Create a new disassembler:
include FFI::UDis86
ud = UD.create(:syntax => :att, :mode => 64)Set the input buffer:
ud.input_buffer = "\x90\x90\xc3"Add an input callback:
ud.input_callback { |ud| ops.shift || -1 }Read from a file:
UD.open(path) do |ud|
...
endDisassemble and print instructions:
ud.disas do |insn|
puts insn
endDisassemble and print information about the instruction and operands:
asm = "\x75\x62\x48\x83\xc4\x20\x5b\xc3\x48\x8d\x0d\x23\x0c\x01\x00\x49\x89\xf0"

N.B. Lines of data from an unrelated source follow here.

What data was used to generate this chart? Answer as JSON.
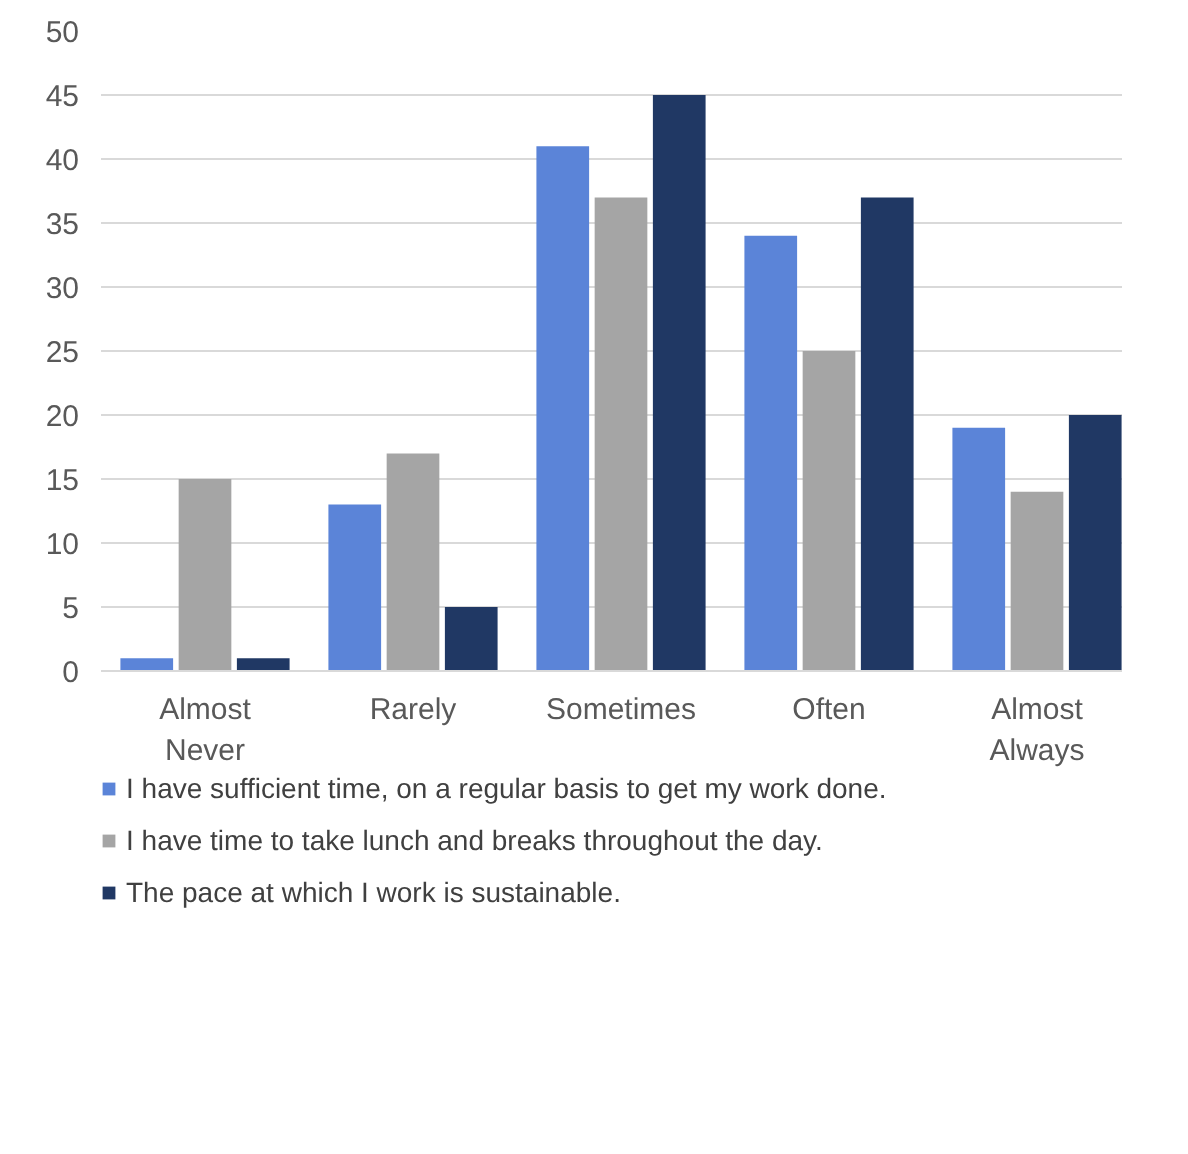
{
  "chart_data": {
    "type": "bar",
    "categories": [
      "Almost Never",
      "Rarely",
      "Sometimes",
      "Often",
      "Almost Always"
    ],
    "series": [
      {
        "name": "I have sufficient time, on a regular basis to get my work done.",
        "color": "#5b84d8",
        "values": [
          1,
          13,
          41,
          34,
          19
        ]
      },
      {
        "name": "I have time to take lunch and breaks throughout the day.",
        "color": "#a5a5a5",
        "values": [
          15,
          17,
          37,
          25,
          14
        ]
      },
      {
        "name": "The pace at which I work is sustainable.",
        "color": "#203864",
        "values": [
          1,
          5,
          45,
          37,
          20
        ]
      }
    ],
    "ylim": [
      0,
      50
    ],
    "yticks": [
      0,
      5,
      10,
      15,
      20,
      25,
      30,
      35,
      40,
      45,
      50
    ],
    "grid": "y",
    "legend": "bottom"
  }
}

ud = FFI::UDis86::UD.create(
:buffer => asm,
:mode => 64,
:vendor => :amd,
:syntax => :att
)
ud.disas do |insn|
puts insn
puts " * Offset: #{insn.insn_offset}"
puts " * Length: #{insn.insn_length}"
puts " * Mnemonic: #{insn.mnemonic}"
operands = insn.operands.reverse.map do |operand|
if operand.is_mem?
ptr = [operand.base]
ptr << operand.index if operand.index
ptr << operand.scale if operand.scale
"Memory Access (#{ptr.join(',')})"
elsif operand.is_imm?
'Immediate Data'
elsif operand.is_jmp_imm?
'Relative Offset'
elsif operand.is_const?
'Constant'
elsif operand.is_reg?
"Register (#{operand.reg})"
end
end
puts ' * Operands: ' + operands.join(' -> ')
end$ sudo gem install ffi-udis86udis86.cr is a Crystal port of this library.
See {file:LICENSE.txt} for license information.